The groups said that the consequences of these economic realities are evident in the increase in the number of sudden deaths “while the Nigerians collapse daily under the weight of untreated diseases, hypertension, hunger and despair”. The families, they warned, “are disintegrating under economic pressure, while young people turn more and more financial crimes as desperate means of survival”. They added that the worsening of the “Japa syndrome” continues to drain the country of qualified professionals, a development that have blamed exactly “policies that make life unbearable for laborious citizens, rewarding corruption and waste on top”.

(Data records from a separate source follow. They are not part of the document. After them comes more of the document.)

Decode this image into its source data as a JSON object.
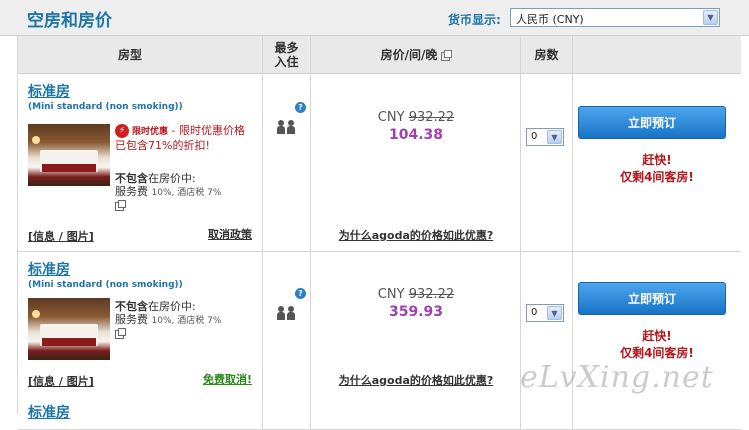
{
  "header": {
    "title": "空房和房价",
    "currency_label": "货币显示:",
    "currency_value": "人民币 (CNY)"
  },
  "table_headers": {
    "room_type": "房型",
    "max_guests_line1": "最多",
    "max_guests_line2": "入住",
    "price": "房价/间/晚",
    "rooms": "房数"
  },
  "rooms": [
    {
      "name": "标准房",
      "subtitle": "(Mini standard (non smoking))",
      "promo_tag": "限时优惠",
      "promo_text": " - 限时优惠价格已包含71%的折扣!",
      "tax_not_included": "不包含",
      "tax_in_price": "在房价中:",
      "tax_detail_1": "服务费",
      "tax_detail_2": "10%, 酒店税  7%",
      "info_label": "[信息 / 图片]",
      "policy_link": "取消政策",
      "currency": "CNY",
      "old_price": "932.22",
      "new_price": "104.38",
      "why_link": "为什么agoda的价格如此优惠?",
      "quantity": "0",
      "book_label": "立即预订",
      "hurry_line1": "赶快!",
      "hurry_line2": "仅剩4间客房!"
    },
    {
      "name": "标准房",
      "subtitle": "(Mini standard (non smoking))",
      "tax_not_included": "不包含",
      "tax_in_price": "在房价中:",
      "tax_detail_1": "服务费",
      "tax_detail_2": "10%, 酒店税  7%",
      "info_label": "[信息 / 图片]",
      "policy_link": "免费取消!",
      "currency": "CNY",
      "old_price": "932.22",
      "new_price": "359.93",
      "why_link": "为什么agoda的价格如此优惠?",
      "quantity": "0",
      "book_label": "立即预订",
      "hurry_line1": "赶快!",
      "hurry_line2": "仅剩4间客房!"
    },
    {
      "name": "标准房"
    }
  ],
  "watermark": "eLvXing.net",
  "colors": {
    "link_blue": "#1d74a8",
    "price_purple": "#a040b0",
    "alert_red": "#b4161b",
    "free_cancel_green": "#2b8a1a",
    "button_blue": "#1873c6"
  }
}
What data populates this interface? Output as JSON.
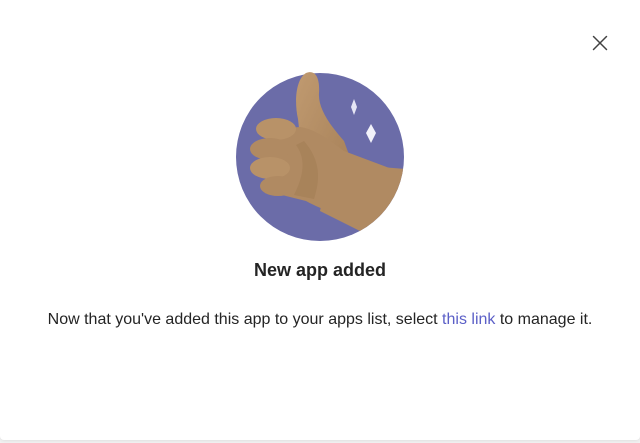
{
  "dialog": {
    "close_icon": "close-icon",
    "hero_icon": "thumbs-up-illustration",
    "title": "New app added",
    "message_before": "Now that you've added this app to your apps list, select",
    "link_text": "this link",
    "message_after": "to manage it."
  },
  "colors": {
    "circle": "#6b6ca8",
    "hand": "#b08a62",
    "link": "#5b5fc7",
    "text": "#242424"
  }
}
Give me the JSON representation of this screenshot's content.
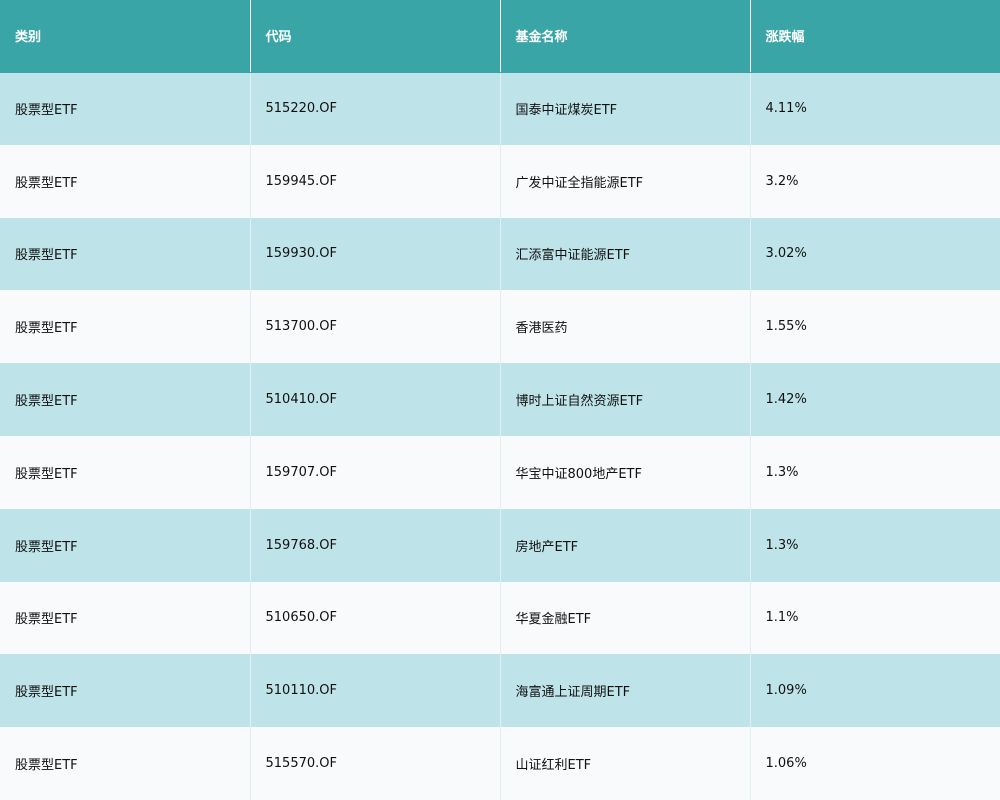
{
  "chart_data": {
    "type": "table",
    "columns": [
      "类别",
      "代码",
      "基金名称",
      "涨跌幅"
    ],
    "rows": [
      [
        "股票型ETF",
        "515220.OF",
        "国泰中证煤炭ETF",
        "4.11%"
      ],
      [
        "股票型ETF",
        "159945.OF",
        "广发中证全指能源ETF",
        "3.2%"
      ],
      [
        "股票型ETF",
        "159930.OF",
        "汇添富中证能源ETF",
        "3.02%"
      ],
      [
        "股票型ETF",
        "513700.OF",
        "香港医药",
        "1.55%"
      ],
      [
        "股票型ETF",
        "510410.OF",
        "博时上证自然资源ETF",
        "1.42%"
      ],
      [
        "股票型ETF",
        "159707.OF",
        "华宝中证800地产ETF",
        "1.3%"
      ],
      [
        "股票型ETF",
        "159768.OF",
        "房地产ETF",
        "1.3%"
      ],
      [
        "股票型ETF",
        "510650.OF",
        "华夏金融ETF",
        "1.1%"
      ],
      [
        "股票型ETF",
        "510110.OF",
        "海富通上证周期ETF",
        "1.09%"
      ],
      [
        "股票型ETF",
        "515570.OF",
        "山证红利ETF",
        "1.06%"
      ]
    ]
  },
  "colors": {
    "header_bg": "#3aa5a7",
    "header_text": "#ffffff",
    "row_odd_bg": "#bee4e9",
    "row_even_bg": "#f8fafc",
    "cell_text": "#111111"
  }
}
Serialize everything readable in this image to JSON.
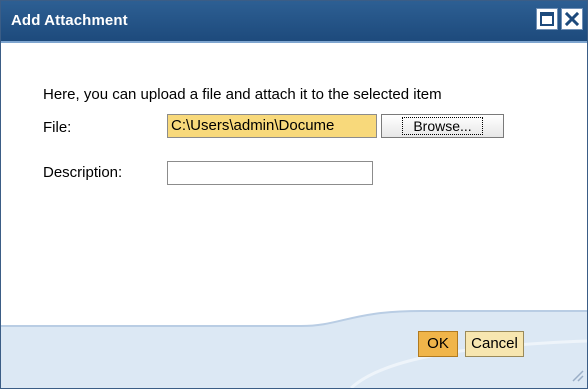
{
  "window": {
    "title": "Add Attachment",
    "maximize_icon": "maximize-icon",
    "close_icon": "close-icon"
  },
  "content": {
    "intro": "Here, you can upload a file and attach it to the selected item",
    "file_label": "File:",
    "file_value": "C:\\Users\\admin\\Docume",
    "browse_label": "Browse...",
    "description_label": "Description:",
    "description_value": ""
  },
  "buttons": {
    "ok_label": "OK",
    "cancel_label": "Cancel"
  },
  "colors": {
    "titlebar": "#2d5f93",
    "file_field_bg": "#f8d97b",
    "ok_bg": "#f0b54a",
    "cancel_bg": "#f7e6b0",
    "footer_bg": "#dce8f4"
  }
}
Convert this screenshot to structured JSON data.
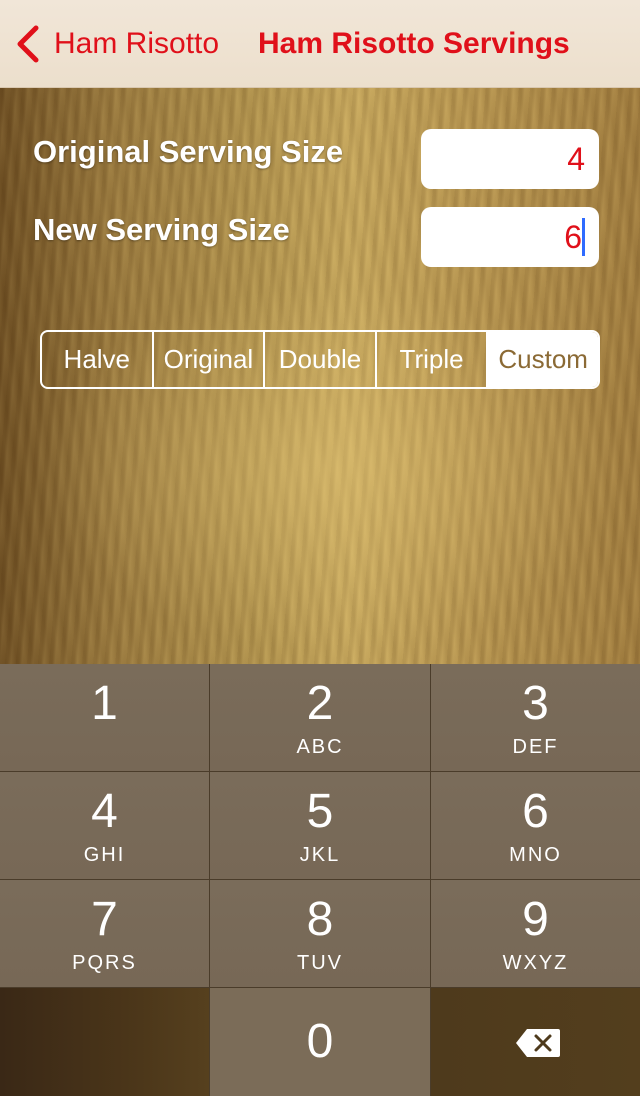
{
  "nav": {
    "back_label": "Ham Risotto",
    "title": "Ham Risotto Servings",
    "accent_color": "#e0101a"
  },
  "form": {
    "original_label": "Original Serving Size",
    "original_value": "4",
    "new_label": "New Serving Size",
    "new_value": "6"
  },
  "segments": {
    "items": [
      "Halve",
      "Original",
      "Double",
      "Triple",
      "Custom"
    ],
    "selected": "Custom"
  },
  "keypad": {
    "keys": [
      {
        "digit": "1",
        "letters": ""
      },
      {
        "digit": "2",
        "letters": "ABC"
      },
      {
        "digit": "3",
        "letters": "DEF"
      },
      {
        "digit": "4",
        "letters": "GHI"
      },
      {
        "digit": "5",
        "letters": "JKL"
      },
      {
        "digit": "6",
        "letters": "MNO"
      },
      {
        "digit": "7",
        "letters": "PQRS"
      },
      {
        "digit": "8",
        "letters": "TUV"
      },
      {
        "digit": "9",
        "letters": "WXYZ"
      },
      {
        "digit": "0",
        "letters": ""
      }
    ],
    "backspace_icon": "backspace-icon"
  }
}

On the morality of the new loan, the groups have said: “It is morally wrong for leaders who live in luxury, travel to private jets and enjoy sumptuous allowances to continue slave people with loans whose benefits never reach ordinary citizens”. They underlined that “debt maintenance is already consuming most of the Nigeria revenues, leaving very little for capital investments” and have argued that each new loan “does not translate into jobs, infrastructures or better living standards for the masses, but rather feed a cycle of waste, diversion and reimbursement bonds that further circumvent the economy”.
The president Tinubu warned that “the path that his administration is passing through is unsustainable and dangerous”, warning that “the patience of the masses will eventually be exhausted and history has shown that no government survives once people lose fear and decide to take their destiny in their own hands”.
Returning their request for a change of management, CNPP and CNCSOS insisted that “the solution to the tax challenges of Nigeria is not to borrow indefinitely but to face front corruption, recover stolen funds, cut expensive expenses and honestly invest in the sectors that generate jobs and growth.”
The declaration ended with a severe warning: “Nigeria cannot continue to borrow to finance corruption. The resources to reconstruct this country exist within its borders and in the bank accounts of those who have stolen them. Until these resources are not recovered and justice is not done, no new loans should be contemplated, that it is approved.”